The P Street Bridge is a 336-foot (102 m) concrete arch bridge that conveys P Street across Rock Creek and Rock Creek Park between the Georgetown and Dupont Circle neighborhoods of Northwest Washington, D.C.[1] The first bridge at this site was constructed in 1855 and was replaced in 1935 by the current structure.[2]
The bridge reopened on July 15, 2004, after a year-long, $3.5-million reconstruction project, the first since its completion in 1935.[3]

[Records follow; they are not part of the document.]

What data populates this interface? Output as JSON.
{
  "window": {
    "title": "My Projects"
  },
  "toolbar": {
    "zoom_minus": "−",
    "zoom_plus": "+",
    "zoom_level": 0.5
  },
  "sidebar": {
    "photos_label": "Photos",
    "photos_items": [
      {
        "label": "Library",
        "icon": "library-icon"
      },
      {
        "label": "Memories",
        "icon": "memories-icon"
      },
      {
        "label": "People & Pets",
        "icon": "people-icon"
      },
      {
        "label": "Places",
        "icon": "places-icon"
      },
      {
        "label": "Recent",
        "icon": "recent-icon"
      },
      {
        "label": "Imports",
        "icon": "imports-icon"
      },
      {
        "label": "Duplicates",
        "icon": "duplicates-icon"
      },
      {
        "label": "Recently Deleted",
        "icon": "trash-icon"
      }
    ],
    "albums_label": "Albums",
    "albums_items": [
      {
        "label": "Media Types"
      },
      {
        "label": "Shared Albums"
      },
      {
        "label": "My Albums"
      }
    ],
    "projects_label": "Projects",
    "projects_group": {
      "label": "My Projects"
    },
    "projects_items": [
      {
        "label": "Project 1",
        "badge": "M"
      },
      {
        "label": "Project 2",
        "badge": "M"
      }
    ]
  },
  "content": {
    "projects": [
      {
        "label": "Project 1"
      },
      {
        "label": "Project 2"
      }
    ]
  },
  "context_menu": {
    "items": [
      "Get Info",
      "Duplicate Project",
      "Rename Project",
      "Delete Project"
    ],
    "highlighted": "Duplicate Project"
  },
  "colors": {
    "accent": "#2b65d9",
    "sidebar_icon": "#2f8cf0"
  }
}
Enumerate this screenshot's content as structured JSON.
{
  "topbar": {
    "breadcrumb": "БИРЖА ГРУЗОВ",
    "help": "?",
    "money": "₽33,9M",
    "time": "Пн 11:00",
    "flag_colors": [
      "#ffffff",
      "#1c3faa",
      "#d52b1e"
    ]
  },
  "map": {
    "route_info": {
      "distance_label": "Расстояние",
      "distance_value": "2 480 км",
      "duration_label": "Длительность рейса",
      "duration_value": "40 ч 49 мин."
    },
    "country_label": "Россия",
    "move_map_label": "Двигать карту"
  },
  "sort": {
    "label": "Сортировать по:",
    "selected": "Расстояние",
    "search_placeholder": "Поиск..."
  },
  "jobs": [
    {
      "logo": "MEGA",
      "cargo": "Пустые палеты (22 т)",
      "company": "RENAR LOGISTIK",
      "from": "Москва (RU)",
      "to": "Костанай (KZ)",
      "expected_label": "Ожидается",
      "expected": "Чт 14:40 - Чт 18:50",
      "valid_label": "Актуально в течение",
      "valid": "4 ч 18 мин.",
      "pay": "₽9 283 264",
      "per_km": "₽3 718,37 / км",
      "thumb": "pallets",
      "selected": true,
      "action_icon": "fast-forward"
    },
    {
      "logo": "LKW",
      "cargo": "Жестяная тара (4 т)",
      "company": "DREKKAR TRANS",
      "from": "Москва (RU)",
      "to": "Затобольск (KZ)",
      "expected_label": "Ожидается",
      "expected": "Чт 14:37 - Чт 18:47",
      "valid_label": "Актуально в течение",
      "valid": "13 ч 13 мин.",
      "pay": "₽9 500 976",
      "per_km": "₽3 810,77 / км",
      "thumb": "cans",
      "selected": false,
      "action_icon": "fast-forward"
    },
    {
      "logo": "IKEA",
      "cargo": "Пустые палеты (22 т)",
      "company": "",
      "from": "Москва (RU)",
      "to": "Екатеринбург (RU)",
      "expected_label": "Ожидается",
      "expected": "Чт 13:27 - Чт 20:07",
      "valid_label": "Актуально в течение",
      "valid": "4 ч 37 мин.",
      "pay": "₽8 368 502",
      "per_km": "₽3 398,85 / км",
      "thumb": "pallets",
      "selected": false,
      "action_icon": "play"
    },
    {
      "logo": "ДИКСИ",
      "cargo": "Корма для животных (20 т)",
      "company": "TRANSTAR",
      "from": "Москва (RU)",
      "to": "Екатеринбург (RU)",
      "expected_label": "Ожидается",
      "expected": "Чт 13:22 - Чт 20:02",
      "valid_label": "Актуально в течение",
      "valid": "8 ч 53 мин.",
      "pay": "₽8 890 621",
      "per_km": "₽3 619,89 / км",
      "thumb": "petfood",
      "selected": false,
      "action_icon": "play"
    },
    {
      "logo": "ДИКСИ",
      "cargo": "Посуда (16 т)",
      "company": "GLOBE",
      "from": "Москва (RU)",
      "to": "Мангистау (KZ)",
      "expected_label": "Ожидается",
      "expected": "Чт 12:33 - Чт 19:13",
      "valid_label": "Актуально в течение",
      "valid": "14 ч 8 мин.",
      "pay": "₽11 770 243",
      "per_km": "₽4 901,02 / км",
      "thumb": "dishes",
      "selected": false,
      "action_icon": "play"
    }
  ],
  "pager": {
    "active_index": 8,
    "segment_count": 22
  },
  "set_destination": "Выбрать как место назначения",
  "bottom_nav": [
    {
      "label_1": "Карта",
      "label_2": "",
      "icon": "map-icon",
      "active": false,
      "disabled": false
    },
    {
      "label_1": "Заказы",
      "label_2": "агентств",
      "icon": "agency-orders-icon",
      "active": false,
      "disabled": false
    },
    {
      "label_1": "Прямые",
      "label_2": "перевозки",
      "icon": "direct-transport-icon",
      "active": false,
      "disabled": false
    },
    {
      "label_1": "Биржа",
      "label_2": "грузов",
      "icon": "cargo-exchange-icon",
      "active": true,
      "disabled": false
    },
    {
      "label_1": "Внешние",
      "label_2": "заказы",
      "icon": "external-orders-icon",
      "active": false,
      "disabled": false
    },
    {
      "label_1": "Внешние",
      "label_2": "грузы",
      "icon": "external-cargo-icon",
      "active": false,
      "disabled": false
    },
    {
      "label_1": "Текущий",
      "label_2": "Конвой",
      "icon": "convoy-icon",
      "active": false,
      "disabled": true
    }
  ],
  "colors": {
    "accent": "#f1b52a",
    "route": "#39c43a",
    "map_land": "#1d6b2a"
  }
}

In June 2006, the Dupont Circle Advisory Neighborhood Commission (2B) discussed a proposal to give the bridge a ceremonial designation to commemorate the 225th anniversary of the end of the American Revolutionary War.[4] On October 14, 2006, the P Street Bridge was ceremonially renamed Lauzun's Legion Bridge for Lauzun's Legion (French: Volontaires-etrangers de Lauzun), a specially constructed unit that was formed on March 5, 1780, from various detachments of the French Army and Navy commanded by Armand Louis de Gontaut, Duc de Lauzun at the Siege of Yorktown. Present at the renaming ceremony were French Ambassador Jean-David Levitte, Jacques Bossiere, and representatives of the D.C. Daughters of the American Revolution and D.C. Children of the American Revolution.[5]